Secretary of state Marco Rubio spoke over phone on Saturday morning with Prime Minister Benjamin Netanyahu of Israel, according to three people with knowledge of the call. The two leaders discussed the protests in Iran, along with the situation in Syria and a peace deal in Gaza, the three people said.
Early on Saturday, Rubio wrote on a personal social media account that the US "supports the brave people of Iran".
Since Trump ordered the US military to attack Venezuela on January 3 and seize Nicolás Maduro, the country’s leader, the administration has emphasised in public statements that Trump is ready to take bold action in other contexts.
On Friday, the state department posted a video with scenes of the nighttime attack on Venezuela on an official social media account, accompanied by the lines: “Do not play games with President Trump. When he says he’ll do something, he means it.”
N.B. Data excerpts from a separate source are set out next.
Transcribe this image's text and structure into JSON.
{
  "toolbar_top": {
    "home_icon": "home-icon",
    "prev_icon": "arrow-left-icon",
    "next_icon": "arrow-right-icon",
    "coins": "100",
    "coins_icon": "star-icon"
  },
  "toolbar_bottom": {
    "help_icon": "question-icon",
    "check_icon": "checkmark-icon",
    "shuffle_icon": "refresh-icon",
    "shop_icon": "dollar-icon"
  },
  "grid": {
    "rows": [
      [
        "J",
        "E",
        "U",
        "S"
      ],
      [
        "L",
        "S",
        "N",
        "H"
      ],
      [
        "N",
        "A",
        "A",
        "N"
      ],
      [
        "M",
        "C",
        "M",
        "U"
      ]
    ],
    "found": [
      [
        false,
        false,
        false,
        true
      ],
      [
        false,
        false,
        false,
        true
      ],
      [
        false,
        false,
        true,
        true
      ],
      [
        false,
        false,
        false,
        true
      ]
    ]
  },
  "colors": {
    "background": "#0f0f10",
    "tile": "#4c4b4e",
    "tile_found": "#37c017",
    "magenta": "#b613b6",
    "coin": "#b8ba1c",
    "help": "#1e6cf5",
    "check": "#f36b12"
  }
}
Senior US officials said on Saturday that at least some of the options presented to Trump for the situation in Iran would be tied directly to elements of the country’s security services that are using violence to put down the growing protests.
At the same time, though, US officials said they had to be careful that any military strikes did not have the opposite effect — galvanising the Iranian public to support the government — or trigger a set of retaliatory strikes that could threaten US military and diplomatic personnel in the region.